The adjustment interval refers to the frequency at which the interest rate of an adjustable-rate mortgage (ARM) is recalculated. It plays a crucial role in determining how often a borrower's mortgage payments may change.
A Budget Mortgage is a mortgage structure which includes monthly payments for taxes and insurance, in addition to the standard interest and principal. This type of mortgage ensures that homeowners set aside the necessary funds for property tax and insurance premiums.
Buy-Up refers to the payment of points, or a rebate, to the borrower for taking a loan with an above-market interest rate. Commonly referred to as 'negative points,' this payment helps offset fees and other settlement costs associated with the loan.
The Federal Housing Administration, or FHA, is a U.S. government agency within the Department of Housing and Urban Development that administers various loan programs, loan guarantees, and loan insurance programs designed to make homeownership more accessible.
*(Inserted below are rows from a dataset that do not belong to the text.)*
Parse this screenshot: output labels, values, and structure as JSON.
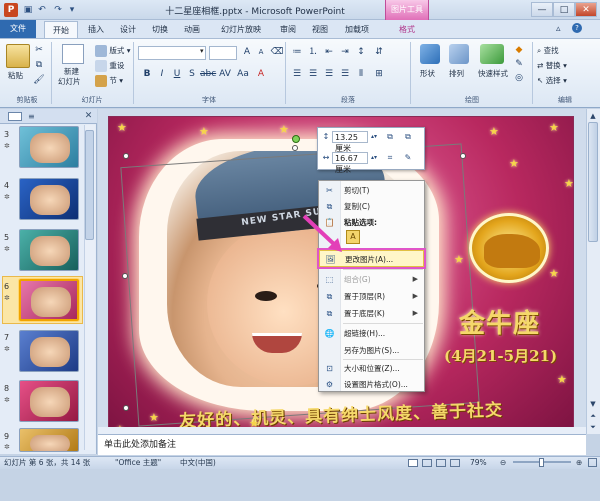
{
  "window": {
    "title": "十二星座相框.pptx - Microsoft PowerPoint",
    "context_tab_group": "图片工具",
    "app_icon": "P"
  },
  "tabs": [
    "文件",
    "开始",
    "插入",
    "设计",
    "切换",
    "动画",
    "幻灯片放映",
    "审阅",
    "视图",
    "加载项",
    "格式"
  ],
  "ribbon": {
    "clipboard": {
      "paste": "粘贴",
      "label": "剪贴板"
    },
    "slides": {
      "new_slide": "新建",
      "new_slide2": "幻灯片",
      "layout": "版式",
      "reset": "重设",
      "section": "节",
      "label": "幻灯片"
    },
    "font": {
      "label": "字体"
    },
    "paragraph": {
      "label": "段落"
    },
    "drawing": {
      "shape": "形状",
      "arrange": "排列",
      "quick_styles": "快速样式",
      "label": "绘图"
    },
    "editing": {
      "find": "查找",
      "replace": "替换",
      "select": "选择",
      "label": "编辑"
    }
  },
  "slide_pane": {
    "slides": [
      {
        "num": "3"
      },
      {
        "num": "4"
      },
      {
        "num": "5"
      },
      {
        "num": "6",
        "selected": true
      },
      {
        "num": "7"
      },
      {
        "num": "8"
      },
      {
        "num": "9"
      }
    ]
  },
  "slide": {
    "title": "金牛座",
    "dates": "(4月21-5月21)",
    "slogan": "友好的、机灵、具有绅士风度、善于社交",
    "hat_text": "NEW STAR SUPER"
  },
  "mini_toolbar": {
    "height": "13.25 厘米",
    "width": "16.67 厘米"
  },
  "context_menu": {
    "items": [
      {
        "label": "剪切(T)",
        "icon": "scissors-icon"
      },
      {
        "label": "复制(C)",
        "icon": "copy-icon"
      },
      {
        "label": "粘贴选项:",
        "icon": "paste-options-icon"
      },
      {
        "label": "更改图片(A)...",
        "icon": "change-picture-icon"
      },
      {
        "label": "组合(G)",
        "icon": "group-icon"
      },
      {
        "label": "置于顶层(R)",
        "icon": "bring-front-icon"
      },
      {
        "label": "置于底层(K)",
        "icon": "send-back-icon"
      },
      {
        "label": "超链接(H)...",
        "icon": "hyperlink-icon"
      },
      {
        "label": "另存为图片(S)...",
        "icon": ""
      },
      {
        "label": "大小和位置(Z)...",
        "icon": "size-position-icon"
      },
      {
        "label": "设置图片格式(O)...",
        "icon": "format-picture-icon"
      }
    ]
  },
  "notes": {
    "placeholder": "单击此处添加备注"
  },
  "status": {
    "slide_info": "幻灯片 第 6 张，共 14 张",
    "theme": "\"Office 主题\"",
    "language": "中文(中国)",
    "zoom": "79%"
  },
  "colors": {
    "accent": "#2f6ab0",
    "picture_tools": "#e070b8",
    "slide_bg": "#b8285f"
  }
}
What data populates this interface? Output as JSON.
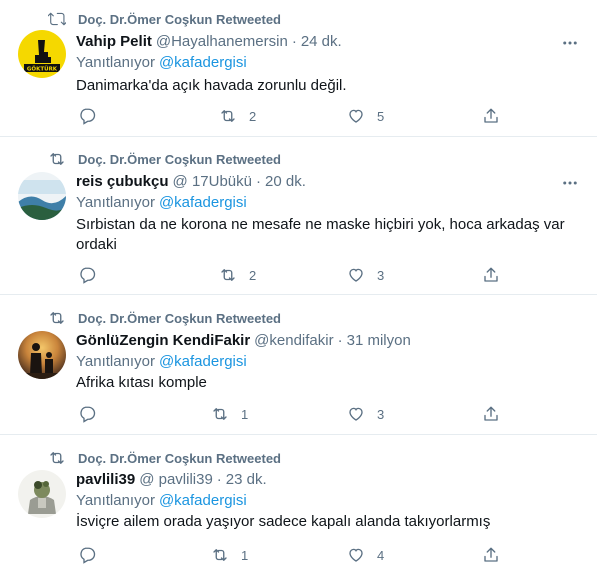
{
  "tweets": [
    {
      "retweeter": "Doç. Dr.Ömer Coşkun Retweeted",
      "name": "Vahip Pelit",
      "handle": "@Hayalhanemersin",
      "separator": "·",
      "time": "24 dk.",
      "reply_prefix": "Yanıtlanıyor",
      "reply_to": "@kafadergisi",
      "text": "Danimarka'da açık havada zorunlu değil.",
      "replies": "",
      "retweets": "2",
      "likes": "5",
      "avatar_logo_text": "GÖKTÜRK"
    },
    {
      "retweeter": "Doç. Dr.Ömer Coşkun Retweeted",
      "name": "reis çubukçu",
      "handle": "@ 17Ubükü",
      "separator": "·",
      "time": "20 dk.",
      "reply_prefix": "Yanıtlanıyor",
      "reply_to": "@kafadergisi",
      "text": "Sırbistan da ne korona ne mesafe ne maske hiçbiri yok, hoca arkadaş var ordaki",
      "replies": "",
      "retweets": "2",
      "likes": "3"
    },
    {
      "retweeter": "Doç. Dr.Ömer Coşkun Retweeted",
      "name": "GönlüZengin KendiFakir",
      "handle": "@kendifakir",
      "separator": "·",
      "time": "31 milyon",
      "reply_prefix": "Yanıtlanıyor",
      "reply_to": "@kafadergisi",
      "text": "Afrika kıtası komple",
      "replies": "",
      "retweets": "1",
      "likes": "3"
    },
    {
      "retweeter": "Doç. Dr.Ömer Coşkun Retweeted",
      "name": "pavlili39",
      "handle": "@ pavlili39",
      "separator": "·",
      "time": "23 dk.",
      "reply_prefix": "Yanıtlanıyor",
      "reply_to": "@kafadergisi",
      "text": "İsviçre ailem orada yaşıyor sadece kapalı alanda takıyorlarmış",
      "replies": "",
      "retweets": "1",
      "likes": "4"
    }
  ],
  "colors": {
    "secondary_text": "#5b7083",
    "link": "#1b95e0",
    "divider": "#e6ecf0",
    "avatar1_bg": "#f5d800"
  },
  "icons": [
    "retweet-icon",
    "more-icon",
    "reply-icon",
    "heart-icon",
    "share-icon"
  ]
}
A Graduated-Payment Mortgage (GPM) is a type of fixed-rate mortgage where the initial payment starts low and then increases at regular intervals over a set period, after which it stabilizes for the remaining loan term.
A Growing-Equity Mortgage (GEM) is a type of mortgage loan where the payment increases by a specific amount each year, with the extra payment amount applied toward reducing the principal balance, thereby shortening the loan's maturity period compared to a traditional fixed-payment mortgage.
An insured mortgage is a type of home loan that is backed by either private mortgage insurance or government mortgage insurance programs to protect lenders against borrower default.
Loan points, also known as discount points, are fees paid directly to the lender at closing in exchange for a reduced interest rate. This is also referred to as 'buying down the rate.'
Loan processing encompasses the various steps taken by a lender to approve a loan, from the initial application to the closing of the loan. It involves verifying the borrower's information and fulfilling necessary requirements to ensure the legality and financial viability of the loan.
MGIC is a provider of private mortgage insurance in the United States. Private mortgage insurance (PMI) protects lenders by covering mortgage payments in the event the borrower defaults, particularly when the borrower puts down less than 20% as a down payment.
A mortgage broker acts as an intermediary between borrowers and lenders. For a fee, typically paid by the lender, a mortgage broker connects borrowers to loan products without servicing the loans themselves.
Mortgage Guaranty Insurance Corporation (MGIC) is a company that provides mortgage insurance, which protects lenders from losses when a borrower defaults on a mortgage loan. MGIC ensures that lenders can recover the money if a borrower does not fulfill their loan obligation.
A mortgage loan is a type of loan secured by real estate property that the borrower is obliged to pay back with a predetermined set of payments. It allows individuals and businesses to purchase real estate without paying the full value upfront.
The payment adjustment date is the specific date on which the interest rate of an adjustable-rate mortgage (ARM) can be adjusted to reflect changes in market interest rates.
The term 'Principal' in real estate can refer to the owner or user of the property, the client of an agent or broker, or the amount of money borrowed in a mortgage, excluding interest.
Principal and Interest Payment (P&I) refers to a periodic payment, usually made monthly, that includes the interest charges for the period plus an amount applied to the amortization of the principal balance, commonly seen with amortizing loans.
A rate guarantee, also known as a locked-in interest rate, ensures that the interest rate on a mortgage loan will not change for a specified period, even if broader market interest rates fluctuate during that time.
A Renegotiated Rate Mortgage (RRM) allows borrowers to renegotiate the interest rate of their existing mortgage, often providing an opportunity to lower monthly payments and overall interest costs.
A Savings and Loan Association (S&L) or thrift is a financial institution that focuses on accepting deposits from members and providing home mortgage loans.
A Shared Appreciation Mortgage (SAM) is a type of mortgage where the lender offers a reduced interest rate in exchange for a share of any increase in the value of the property.
A teaser rate is an initial lower interest rate offered on an adjustable-rate mortgage to entice borrowers, which eventually adjusts to the fully indexed rate.
A Variable-Rate Mortgage (VRM) is a real estate loan in which the interest rate applied on the outstanding balance varies throughout the life of the loan. The rate adjustments are based on predetermined benchmarks such as the prime rate or U.S. Treasury rates.
The Department of Veterans Affairs (VA) is a federal agency providing a wide range of services to eligible veterans, including home loans with no down payment for those meeting specific service criteria.